Targeting 'sleeper agent' cells in bones of prostate cancer patients
Dormant prostate cancer cells in bone tissue can be reawakened to cause secondary tumours, according to new research published in Endocrine-Related Cancer. Targeting the wake-up call could prevent metastasis and improve prostate cancer survival rates.
Metastasis is the spread of cancer from one organ to another and is a highly complex process, involving cancer cells breaking away from a primary tumour, travelling to a distant organ and colonising it. Cancer cells that fail to form a tumour in the newly-encountered tissue can fall into a dormant state.
Researchers from the Cedars-Sinai Samuel Oschin Comprehensive Cancer Institute in California found that dormant prostate cancer cells within bone tissue can be reawakened to a cancerous state when exposed to RANKL, a molecule commonly produced in inflammatory cells. This reawakening can lead to metastatic prostate cancer in bone tissue.
Produced by prostate cancer cells, RANKL is a signalling molecule that has been previously linked with human prostate cancer survival. In this study, researchers engineered a clinically relevant prostate cancer cell line to overproduce RANKL. They found that these cells could significantly alter the gene expression of surrounding cells in vitro, causing them to transform into aggressive cancer cells.
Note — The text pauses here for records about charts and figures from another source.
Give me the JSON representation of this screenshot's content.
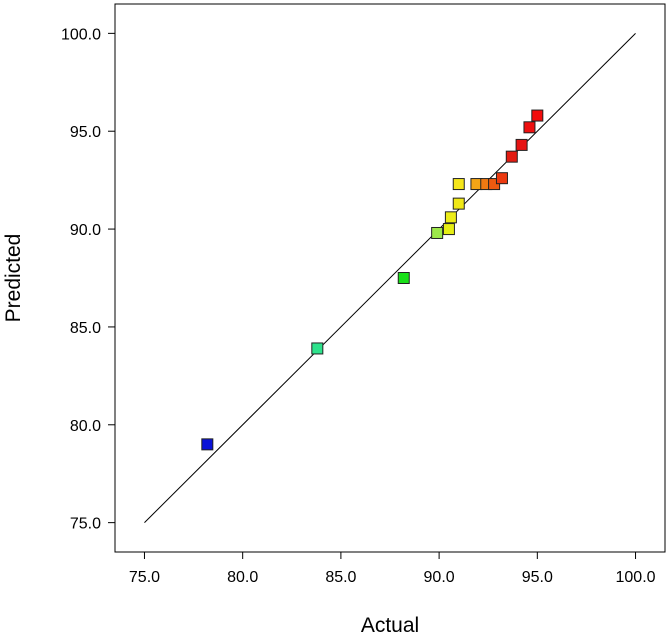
{
  "chart_data": {
    "type": "scatter",
    "xlabel": "Actual",
    "ylabel": "Predicted",
    "xlim": [
      73.5,
      101.5
    ],
    "ylim": [
      73.5,
      101.5
    ],
    "xticks": [
      "75.0",
      "80.0",
      "85.0",
      "90.0",
      "95.0",
      "100.0"
    ],
    "yticks": [
      "75.0",
      "80.0",
      "85.0",
      "90.0",
      "95.0",
      "100.0"
    ],
    "reference_line": {
      "from": [
        75,
        75
      ],
      "to": [
        100,
        100
      ]
    },
    "grid": false,
    "legend": "none",
    "points": [
      {
        "x": 78.2,
        "y": 79.0,
        "color": "#0a12d8"
      },
      {
        "x": 83.8,
        "y": 83.9,
        "color": "#2ee28c"
      },
      {
        "x": 88.2,
        "y": 87.5,
        "color": "#19e019"
      },
      {
        "x": 89.9,
        "y": 89.8,
        "color": "#9de84a"
      },
      {
        "x": 90.5,
        "y": 90.0,
        "color": "#e6ee14"
      },
      {
        "x": 90.6,
        "y": 90.6,
        "color": "#ecec18"
      },
      {
        "x": 91.0,
        "y": 91.3,
        "color": "#f0e816"
      },
      {
        "x": 91.0,
        "y": 92.3,
        "color": "#f5e61a"
      },
      {
        "x": 91.9,
        "y": 92.3,
        "color": "#f2a416"
      },
      {
        "x": 92.4,
        "y": 92.3,
        "color": "#f07a12"
      },
      {
        "x": 92.8,
        "y": 92.3,
        "color": "#ee5a10"
      },
      {
        "x": 93.2,
        "y": 92.6,
        "color": "#ec3a10"
      },
      {
        "x": 93.7,
        "y": 93.7,
        "color": "#e21c12"
      },
      {
        "x": 94.2,
        "y": 94.3,
        "color": "#e61414"
      },
      {
        "x": 94.6,
        "y": 95.2,
        "color": "#ee1010"
      },
      {
        "x": 95.0,
        "y": 95.8,
        "color": "#f20c0c"
      }
    ]
  }
}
Researchers then injected engineered RANKL cells directly into the blood circulation of mice, which caused dormant cells within the skeleton to re-awaken, ultimately creating tumours within the bone. When the RANKL receptor was blocked, these tumours did not form.
After examination, these tumours were found to contain both the RANKL-overproducing prostate cancer cells, as well as the dormant cells, which had been transformed to become cancerous. Remarkably, the transformed cells displayed aggressive traits that would make them resistant to the normal hormone therapies used to treat prostate cancer.
The findings are preliminary as the study used prostate cancer cells that had been engineered to overproduce RANKL. The next step is to see if other cells known to produce RANKL may also be able to recruit dormant cells to colonise bone tissue.
"We are currently embarking into clinical research with human patients," said lead researcher and postdoctoral fellow Chia-Yi (Gina) Chu, PhD. "Though more work must be done to understand how RANKL reprograms dormant cells to become cancerous, we look forward to examining its influence on promoting metastasis and secondary tumours."
Each year, a quarter of a million men die from prostate cancer worldwide (1). Bones are the most common site of prostate cancer metastases and are typically lethal in 72 percent of cases based on a five year survival rate (2). "If we can prevent prostate cancer metastasis to bone we would significantly enhance patient quality of life and increase survival rates," added Chu.